Rush was born and raised in Mississippi. As a youth he learned how to play the harmonica and the rudiments of guitar, though he played the instrument upside down and left-handed. Rush moved to Chicago in 1948; by 1954 he had begun to play the guitar in earnest, inspired first by the rugged Delta blues of Muddy Waters and Howlin' Wolf, and then by the recordings of B.B. and Albert King. Rush gained enough respect in Chicago blues circles for composer and bass player Willie Dixon to help him secure a recording contract with Cobra Records in 1956. Rush's first single, a haunting, beautifully played rendition of Dixon's "I Can't Quit You, Baby," was the first single released by Cobra and its only R&B top-10 hit (the song reached number 9 on the charts). Later, the music was taken to a new phase when Led Zeppelin included the song in their first album. Rush continued to record for the short-lived Cobra label for the couple of years it was in existence. The tracks he recorded, especially "All Your Love," "Double Trouble," and "Groaning the Blues," defined his sound and the West Side blues sound. (Magic Sam also recorded for Cobra, while Guy recorded for Artistic, a subsidiary of Cobra.)

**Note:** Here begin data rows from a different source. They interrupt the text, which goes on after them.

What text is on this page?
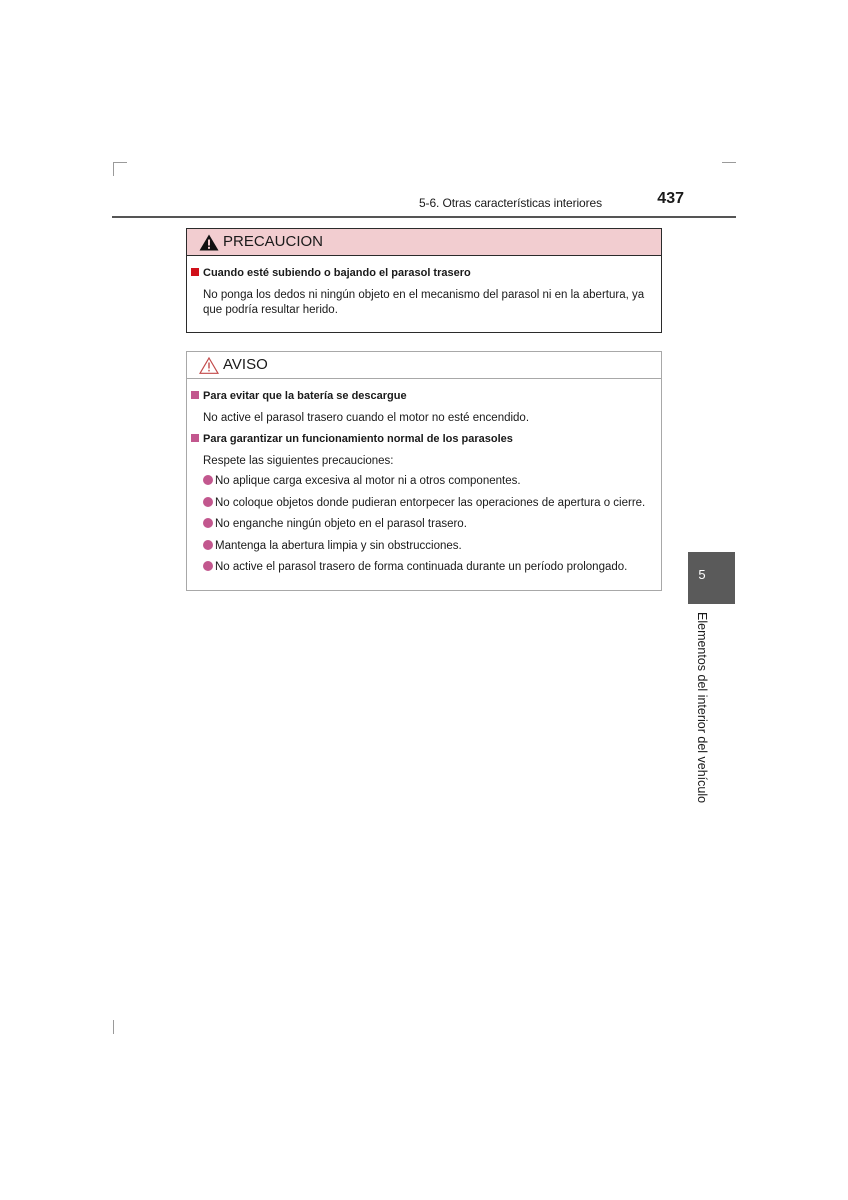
5-6. Otras características interiores	437
PRECAUCION
Cuando esté subiendo o bajando el parasol trasero
No ponga los dedos ni ningún objeto en el mecanismo del parasol ni en la abertura, ya que podría resultar herido.
AVISO
Para evitar que la batería se descargue
No active el parasol trasero cuando el motor no esté encendido.
Para garantizar un funcionamiento normal de los parasoles
Respete las siguientes precauciones:
No aplique carga excesiva al motor ni a otros componentes.
No coloque objetos donde pudieran entorpecer las operaciones de apertura o cierre.
No enganche ningún objeto en el parasol trasero.
Mantenga la abertura limpia y sin obstrucciones.
No active el parasol trasero de forma continuada durante un período prolongado.	5
Elementos del interior del vehículo
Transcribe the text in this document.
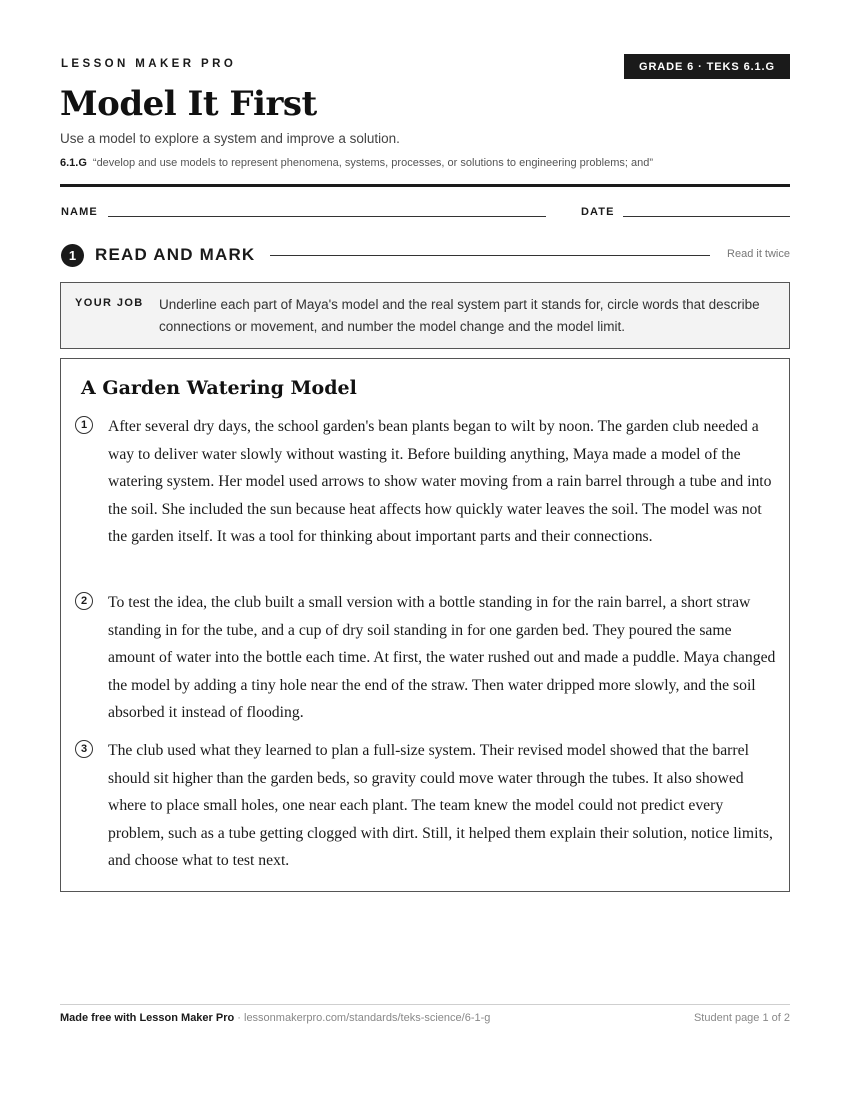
LESSON MAKER PRO	GRADE 6 · TEKS 6.1.G
Model It First
Use a model to explore a system and improve a solution.
6.1.G “develop and use models to represent phenomena, systems, processes, or solutions to engineering problems; and”
NAME	DATE
1	READ AND MARK	Read it twice
YOUR JOB Underline each part of Maya's model and the real system part it stands for, circle words that describe connections or movement, and number the model change and the model limit.
A Garden Watering Model
1	After several dry days, the school garden's bean plants began to wilt by noon. The garden club needed a way to deliver water slowly without wasting it. Before building anything, Maya made a model of the watering system. Her model used arrows to show water moving from a rain barrel through a tube and into the soil. She included the sun because heat affects how quickly water leaves the soil. The model was not the garden itself. It was a tool for thinking about important parts and their connections.

2	To test the idea, the club built a small version with a bottle standing in for the rain barrel, a short straw standing in for the tube, and a cup of dry soil standing in for one garden bed. They poured the same amount of water into the bottle each time. At first, the water rushed out and made a puddle. Maya changed the model by adding a tiny hole near the end of the straw. Then water dripped more slowly, and the soil absorbed it instead of flooding.

3	The club used what they learned to plan a full-size system. Their revised model showed that the barrel should sit higher than the garden beds, so gravity could move water through the tubes. It also showed where to place small holes, one near each plant. The team knew the model could not predict every problem, such as a tube getting clogged with dirt. Still, it helped them explain their solution, notice limits, and choose what to test next.

Made free with Lesson Maker Pro · lessonmakerpro.com/standards/teks-science/6-1-g	Student page 1 of 2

After Cobra's demise, Dixon took Rush to Chess. Though Rush was with the label from 1960 to 1962, it released only one of his singles, "So Many Roads, So Many Trains." The lack of attention at Chess prompted Rush to switch to the Duke label in 1962. He stayed with Duke until 1965; once again his total output amounted to one single, a tune called "Homework." Rush's future brightened some when five Rush tracks were included on the classic mid-'60s compilation Chicago/The Blues/Today! The album introduced Rush to white rock fans who had recently been exposed to electric blues. Mike Bloomfield of the Paul Butterfield Blues Band was so moved by Rush's guitar work on the album and in the Chicago clubs he played that he convinced the band's manager, Albert Grossman, to represent Rush. Grossman, who also handled Bob Dylan and Janis Joplin, got Rush a recording contract with Cotillion, the Atlantic Records subsidiary, in 1969. However, Rush's debut album, Mourning for the Morning, was a flop. Overproduced by Nick Gravenites and Bloomfield, who hoped to break Rush into the popular blues-rock field, the album failed to capture Rush's sparse, emotionally rich guitar style. Grossman tried Capitol Records next, and in 1971 Rush and Gravenites went back into the studio for Capitol and produced Right Place, Wrong Time, Rush's most inspired album. Incredibly, Capitol chose not to release it. In 1976, a tiny independent label, Bullfrog, purchased the album and released it, though by this time interest in the blues had receded to an all-time low and the album sold few copies.

Rush kept his career going by performing club dates and occasional festivals, but there were no major recording sessions. At one point in the early '80s, Rush actually quit playing his guitar and settled into retirement. He returned to performing in the mid-'80s. But for dates outside Chicago, Rush used pickup bands- a questionable comeback strategy at best. Even the blues revival of the 1980s and early 1990s failed to resuscitate his recording career, though Rush continues to perform.